Re: Re: Boolean algebra
- To: mathgroup at smc.vnet.net
- Subject: [mg69435] Re: [mg69417] Re: Boolean algebra
- From: Andrzej Kozlowski <akoz at mimuw.edu.pl>
- Date: Tue, 12 Sep 2006 06:53:22 -0400 (EDT)
On 11 Sep 2006, at 18:39, Menace wrote:
> Thanks for your reactions. Unfortunately, in my actual application the
> preliminaries will be much longer. Both in number and in length (e.g.

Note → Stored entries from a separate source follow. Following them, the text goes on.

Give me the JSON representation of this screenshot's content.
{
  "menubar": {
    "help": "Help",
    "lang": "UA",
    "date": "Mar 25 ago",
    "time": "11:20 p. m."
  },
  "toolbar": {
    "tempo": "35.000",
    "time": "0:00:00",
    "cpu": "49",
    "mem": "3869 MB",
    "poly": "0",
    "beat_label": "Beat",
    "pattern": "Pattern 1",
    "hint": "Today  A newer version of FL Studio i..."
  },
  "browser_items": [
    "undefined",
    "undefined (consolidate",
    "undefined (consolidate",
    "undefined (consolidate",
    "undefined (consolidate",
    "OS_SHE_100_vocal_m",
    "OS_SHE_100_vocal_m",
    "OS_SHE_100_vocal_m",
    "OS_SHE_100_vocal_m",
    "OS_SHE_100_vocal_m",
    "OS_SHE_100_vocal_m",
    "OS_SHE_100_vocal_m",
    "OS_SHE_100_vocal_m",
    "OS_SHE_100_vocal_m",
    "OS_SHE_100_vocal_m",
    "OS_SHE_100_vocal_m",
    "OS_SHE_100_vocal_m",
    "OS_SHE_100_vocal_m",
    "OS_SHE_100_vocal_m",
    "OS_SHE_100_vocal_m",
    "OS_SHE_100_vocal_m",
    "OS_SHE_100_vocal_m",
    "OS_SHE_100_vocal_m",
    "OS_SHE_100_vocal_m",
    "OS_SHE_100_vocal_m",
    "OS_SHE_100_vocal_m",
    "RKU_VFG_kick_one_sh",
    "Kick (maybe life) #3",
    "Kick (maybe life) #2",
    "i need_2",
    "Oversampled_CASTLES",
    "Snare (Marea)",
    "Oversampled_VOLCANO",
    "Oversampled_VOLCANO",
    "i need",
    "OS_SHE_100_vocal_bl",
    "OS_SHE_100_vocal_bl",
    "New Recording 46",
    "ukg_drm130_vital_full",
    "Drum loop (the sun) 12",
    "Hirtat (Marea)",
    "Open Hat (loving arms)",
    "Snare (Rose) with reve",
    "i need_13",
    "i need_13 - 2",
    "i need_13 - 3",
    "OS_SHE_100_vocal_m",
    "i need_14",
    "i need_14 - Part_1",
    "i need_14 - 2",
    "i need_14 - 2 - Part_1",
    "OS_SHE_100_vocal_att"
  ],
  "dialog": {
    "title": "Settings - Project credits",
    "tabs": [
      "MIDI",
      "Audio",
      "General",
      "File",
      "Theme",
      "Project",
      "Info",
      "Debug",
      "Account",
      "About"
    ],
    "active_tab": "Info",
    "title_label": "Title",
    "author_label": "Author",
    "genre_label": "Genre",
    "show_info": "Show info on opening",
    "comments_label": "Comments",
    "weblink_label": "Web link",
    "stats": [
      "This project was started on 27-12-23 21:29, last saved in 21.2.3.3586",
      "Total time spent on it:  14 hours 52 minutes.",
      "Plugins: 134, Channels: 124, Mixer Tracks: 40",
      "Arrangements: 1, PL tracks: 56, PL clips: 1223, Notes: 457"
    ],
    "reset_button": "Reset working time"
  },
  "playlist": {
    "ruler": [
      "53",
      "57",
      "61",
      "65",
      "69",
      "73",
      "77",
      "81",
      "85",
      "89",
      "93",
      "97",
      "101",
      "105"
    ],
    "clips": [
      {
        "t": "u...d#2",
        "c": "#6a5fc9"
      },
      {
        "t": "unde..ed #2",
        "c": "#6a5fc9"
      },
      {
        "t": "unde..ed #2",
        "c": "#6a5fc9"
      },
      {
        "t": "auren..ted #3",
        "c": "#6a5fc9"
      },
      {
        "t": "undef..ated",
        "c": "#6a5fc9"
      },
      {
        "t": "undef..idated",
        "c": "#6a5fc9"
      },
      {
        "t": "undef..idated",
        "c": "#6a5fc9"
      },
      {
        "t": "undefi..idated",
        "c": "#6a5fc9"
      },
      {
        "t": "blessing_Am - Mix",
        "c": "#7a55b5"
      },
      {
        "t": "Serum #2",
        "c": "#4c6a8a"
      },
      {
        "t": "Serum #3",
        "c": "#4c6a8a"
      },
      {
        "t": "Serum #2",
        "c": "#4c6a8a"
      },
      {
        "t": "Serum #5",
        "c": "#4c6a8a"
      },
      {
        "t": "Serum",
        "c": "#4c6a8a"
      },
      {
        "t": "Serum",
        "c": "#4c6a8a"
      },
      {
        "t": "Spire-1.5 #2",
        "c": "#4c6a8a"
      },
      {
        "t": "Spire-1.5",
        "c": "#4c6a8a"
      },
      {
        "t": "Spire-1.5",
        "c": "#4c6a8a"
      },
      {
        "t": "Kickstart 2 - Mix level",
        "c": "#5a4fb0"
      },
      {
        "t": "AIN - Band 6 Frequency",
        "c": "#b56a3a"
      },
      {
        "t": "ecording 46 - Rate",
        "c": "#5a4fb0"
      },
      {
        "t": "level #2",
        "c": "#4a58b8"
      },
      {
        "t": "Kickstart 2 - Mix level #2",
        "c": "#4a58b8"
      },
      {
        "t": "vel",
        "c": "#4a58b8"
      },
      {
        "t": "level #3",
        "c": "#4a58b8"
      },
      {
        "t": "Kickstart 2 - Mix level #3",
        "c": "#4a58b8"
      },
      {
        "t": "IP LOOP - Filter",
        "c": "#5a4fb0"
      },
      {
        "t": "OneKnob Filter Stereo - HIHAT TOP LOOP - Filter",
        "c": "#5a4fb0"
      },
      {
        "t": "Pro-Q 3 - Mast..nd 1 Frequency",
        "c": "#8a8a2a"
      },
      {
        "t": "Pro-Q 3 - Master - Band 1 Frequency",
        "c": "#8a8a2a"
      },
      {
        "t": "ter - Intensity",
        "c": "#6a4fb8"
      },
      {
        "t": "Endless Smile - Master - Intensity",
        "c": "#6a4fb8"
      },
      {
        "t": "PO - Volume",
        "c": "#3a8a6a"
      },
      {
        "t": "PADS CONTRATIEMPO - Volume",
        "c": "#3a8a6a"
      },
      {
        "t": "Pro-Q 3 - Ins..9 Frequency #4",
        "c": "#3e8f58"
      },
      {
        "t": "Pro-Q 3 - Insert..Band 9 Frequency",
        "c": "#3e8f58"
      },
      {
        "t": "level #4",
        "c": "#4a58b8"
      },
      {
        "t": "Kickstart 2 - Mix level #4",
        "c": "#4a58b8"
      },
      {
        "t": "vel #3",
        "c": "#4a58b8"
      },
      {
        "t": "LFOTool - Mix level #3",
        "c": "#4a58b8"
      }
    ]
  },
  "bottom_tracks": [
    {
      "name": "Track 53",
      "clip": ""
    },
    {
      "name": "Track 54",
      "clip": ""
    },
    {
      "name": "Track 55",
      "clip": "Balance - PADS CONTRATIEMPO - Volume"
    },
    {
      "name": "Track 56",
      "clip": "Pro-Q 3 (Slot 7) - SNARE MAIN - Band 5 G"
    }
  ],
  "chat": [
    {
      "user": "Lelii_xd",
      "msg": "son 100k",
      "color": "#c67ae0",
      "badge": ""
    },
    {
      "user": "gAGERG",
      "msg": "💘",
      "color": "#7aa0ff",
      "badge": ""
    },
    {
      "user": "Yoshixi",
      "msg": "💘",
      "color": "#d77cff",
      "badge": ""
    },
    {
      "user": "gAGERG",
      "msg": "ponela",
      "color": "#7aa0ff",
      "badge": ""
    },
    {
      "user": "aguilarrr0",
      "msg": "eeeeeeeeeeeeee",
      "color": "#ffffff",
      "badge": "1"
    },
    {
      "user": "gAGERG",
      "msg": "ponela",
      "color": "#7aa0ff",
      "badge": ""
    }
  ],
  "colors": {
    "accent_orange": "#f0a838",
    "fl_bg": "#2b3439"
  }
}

> (b1&&b2&&b3&&b4&&b5)=False).
> Do you have any suggestions as to which addOn I could use to solve
> these kinds of problems?
>
> Dennis Nieuwenhuisen
>
I have got a message from Daniel Lichtblau suggesting that this could
be approached vie the well known (but forgotten by me) equivalence
between Boolean Algebras and Boolean rings. Let me quickly describe
what this means. A Boolean ring is a commutative ring with 1 with the
the property that for any element a we have 2a==0, a^2==a. There is a
well known equivalence between the categories of Boolean rings and
Boolean algebras, in which the And operation corresponds to
multiplication and the Xor operation to addition. In particular, the
Or operation can be written as
a*b+a+b
So by means of this identification we can "solve" such problems by
using ordinary polynomial algebra modulo 2. Let me illustrate this on
the two examples from the original message:
Let's first define an operation or in our ring, which will correspond
to the usual Or:
or[a_, b_] := a*b + a + b;
or[a_, x__] := Expand[or[a, or[x]]] /; Length[{x}] > 1;
Now we have:
or[a, b, c]
b*a + b*c*a + c*a + a + b + b*c + c
We can deal with the first example immediately by using
PolynomialReduce:
Last[PolynomialReduce[or[b1, a1]*or[b1, a2], {a1^2 - a1, a2^2 - a2,
b1^2 - b1, a1*a2, a1 + a2 - 1}, Modulus -> 2]]
b1
The second example is of course more problematic:
x = Last[PolynomialReduce[or[b1, a1, c1]*or[b2, a2, a1], {a1^2 - a1,
a2^2 - a2, b1^2 - b1, b2^2 - b2, c1^2 - c1, a1*a2, a1 + a2 - 1}, {a2,
a1}, Modulus -> 2]]
b1*a1 + b1*c1*a1 + c1*a1 + a1 + b1 + b1*c1 + c1
The answer is given in terms of (+), which corresponds to Xor so it
is not immediately obvious that this is what we want but we can
verify this easily;
x == or[b1, a1, c1]
True
So it would seem that this almost solves the problem except that we
would like to be able to convert automatically the above expressions
into Or form. As I have no time to think about this right now I think
I will leave this to the readers ;-)
Andrzej Kozlowski